After a two-week trial of the new menus, the children were mostly pleased, although they did pick up on the excessive packaging. As a result, salad and fruit now come in dishes rather than plastic cases.
The Funky Food scheme has been a success - uptake of school meals in Pembrokeshire increased by 8 per cent in the first three months, and many children are embracing the healthy food message. At Johnston, crisps and sweets have been banned at morning break and the pupils now run a fruit shop. "To see 200 children eating fruit at break times - that's special," says deputy head Debra Davies. She calls her pupils "little initiators of change".
Lunchtime in the Johnston canteen sees a group of them tucking into their Funky Food meal bags of sausage and tomato torpedo, egg and cress hoggie, fruit, salad, blackcurrant drink and peach melba. Julianna Morgans, 10, who was a member of the Funky Food group, says: "I don't like lots of fat. I like to balance my diet." She now tries to eat more healthily at home too.
But not everyone is a convert. Near the group of healthy lunchers sits Alex Llewelyn, 10, who used to be in the Funky Food fold. "I used to think healthy food was nice," he says as he tucks into a packed lunch which appears to break all the rules.
Ms Perry is not downcast by this one lost sheep. "We found if children are given responsibility, they rise to the occasion," she says. "It is working well. It has given children a lot of confidence and self-esteem."
But there are some problems.
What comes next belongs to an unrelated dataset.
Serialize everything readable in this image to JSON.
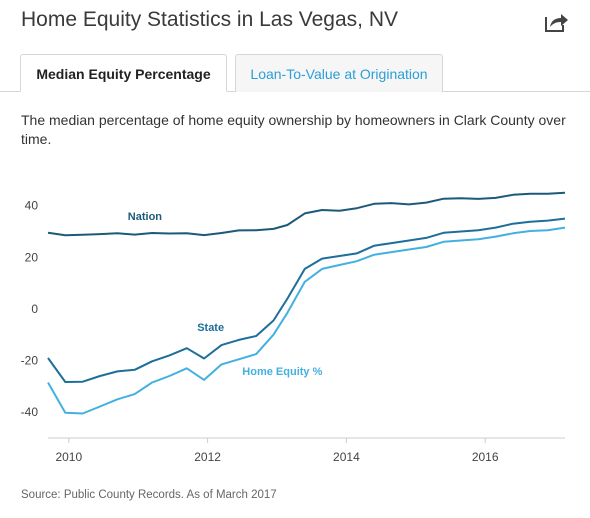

The project aimed to cut the numbers bringing in packed lunches, but it seems to have lured some pupils away from having a hot meal. And cold lunches cost 20p more to produce than hot ones. The county council is considering whether the Funky Food option should be expanded to more primary schools and will make a decision early this year There is no quick fix. In 2002, the Food Standards Agency Wales surveyed 32 schools and concluded that "despite the improved availability of vegetables and fruit, pupils (particularly secondary pupils) have not yet begun to choose these healthier foods".
Perhaps it's time to reconsider the lobster option.